In today’s New York Times Magazine, Joe Nocera’s Risk Mismanagement tells the story of a metric, Value at Risk (VaR), that was central to 2008’s financial woes.
VaR is a single number that “measures the boundaries of risk in a portfolio over short durations, assuming a ‘normal’ market. For instance, if you have $50 million of weekly VaR, that means that over the course of the next week, there is a 99 percent chance that your portfolio won’t lose more than $50 million.”

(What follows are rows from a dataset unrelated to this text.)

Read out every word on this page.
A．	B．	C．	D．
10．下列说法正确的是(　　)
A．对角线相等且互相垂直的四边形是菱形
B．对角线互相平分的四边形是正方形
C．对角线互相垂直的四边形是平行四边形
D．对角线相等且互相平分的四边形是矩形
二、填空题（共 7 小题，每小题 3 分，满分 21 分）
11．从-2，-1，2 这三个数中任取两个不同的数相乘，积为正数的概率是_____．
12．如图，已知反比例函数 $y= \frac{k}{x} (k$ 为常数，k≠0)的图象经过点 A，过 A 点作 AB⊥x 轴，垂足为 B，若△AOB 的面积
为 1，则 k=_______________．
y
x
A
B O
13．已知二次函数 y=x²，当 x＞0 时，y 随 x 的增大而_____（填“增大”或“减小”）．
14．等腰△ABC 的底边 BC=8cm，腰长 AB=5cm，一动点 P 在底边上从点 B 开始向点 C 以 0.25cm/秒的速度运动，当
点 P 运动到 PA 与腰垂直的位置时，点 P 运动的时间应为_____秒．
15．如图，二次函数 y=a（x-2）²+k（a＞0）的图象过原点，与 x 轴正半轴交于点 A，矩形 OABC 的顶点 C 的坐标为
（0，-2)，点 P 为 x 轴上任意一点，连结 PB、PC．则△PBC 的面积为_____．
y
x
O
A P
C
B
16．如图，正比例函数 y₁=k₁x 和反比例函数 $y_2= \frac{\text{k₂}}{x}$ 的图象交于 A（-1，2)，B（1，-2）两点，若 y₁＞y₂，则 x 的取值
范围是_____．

Much of the article is about the financial establishment’s willingness—in some respects, eagerness—to embrace VaR’s simple rendering of risk while ignoring the one-percent-chance scenarios VaR did not quantify. Although firms had risk experts that understood this blind spot, Nocera concludes the experts lacked either the will or the clout to stop everyone else from misunderstanding it:
There were the investors who saw the VaR numbers in the annual reports but didn’t pay them the least bit of attention. There were the regulators who slept soundly in the knowledge that, thanks to VaR, they had the whole risk thing under control. There were the boards who heard a VaR number once or twice a year and thought it sounded good. There were chief executives like O’Neal and Prince. There was everyone, really, who, over time, forgot that the VaR number was only meant to describe what happened 99 percent of the time. That $50 million wasn’t just the most you could lose 99 percent of the time. It was the least you could lose 1 percent of the time. In the bubble, with easy profits being made and risk having been transformed into mathematical conceit, the real meaning of risk had been forgotten. Instead of scrutinizing VaR for signs of impending trouble, they took comfort in a number and doubled down, putting more money at risk in the expectation of bigger gains. “It has to do with the human condition,” said one former risk manager. “People like to have one number they can believe in.”